Inimiga Perfeita decola promissor, mas perde o rumo e realiza um pouso forçado numa pista já usada em excesso.
A parte inicial acerta ao construir o protagonista, Jeremiasz Angust (Tomasz Kot), como um ser irritantemente perfeito. Um dos arquitetos que construiu o aeroporto de Paris, ele chega ao cúmulo de fazer uma palestra sobre o livro que publicou sobre perfeição. Assim, o espectador experiente já desconfia que ele deve esconder algum defeito secreto. E, a dica vem do seu sócio, a partir da aliança que Angust ainda usa de um amor perdido há 20 anos.

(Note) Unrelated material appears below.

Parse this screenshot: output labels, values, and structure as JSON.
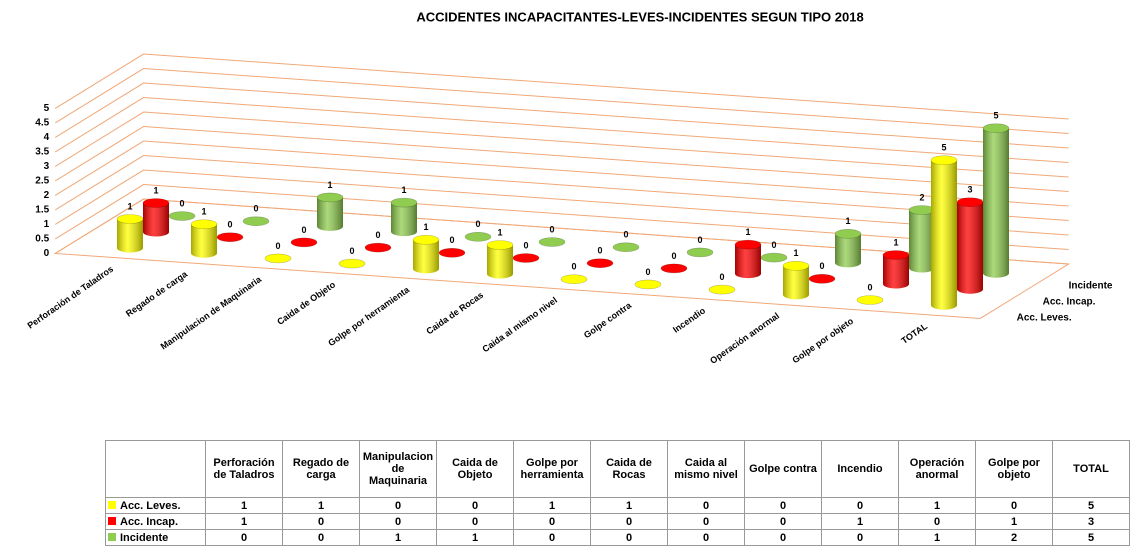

Eis que surge, no seu caminho para o aeroporto, um novo personagem ainda mais irritante. Ela é Texel Textor (Athena Strates), uma jovem a quem Angust dá carona no táxi e que dentro do aeroporto não desgruda dele e não para de falar. Esse é o momento mais instigante do filme, pois as histórias da garota nos fazem suspeitar que ela é uma psicopata. Com isso, temos a situação do protagonista em perigo, que pode render um bom suspense.
No entanto, as aparições de Texel se tornam cada vez mais absurdas, como no episódio em que entra no banheiro masculino sem ser notada. Então, Inimiga Perfeita cai numa solução previsível e desgastada. Para piorar, com a revelação, descobrimos que as peças da trama não se encaixam como deveriam. Pelo lado positivo, ficam as belas associações entre a maquete do aeroporto e os acontecimentos do enredo.
Spoilers adiante
Inimiga Perfeita é mais uma variação dos filmes em que o protagonista é atormentado por uma culpa do seu passado. Aqui, o roteiro opta pelo caminho da alucinação, materializada em Texel, que Angust acredita ser real. Em certo ponto, temos a impressão de que o filme nos surpreenderá revelando que a moça é a filha do arquiteto, mas isso não se concretiza. A solução é mais simples e óbvia, Texel é a consciência que o atormenta por ter assassinado sua esposa num crime perfeito. Nunca foi condenado por isso, porém, a consciência o persegue.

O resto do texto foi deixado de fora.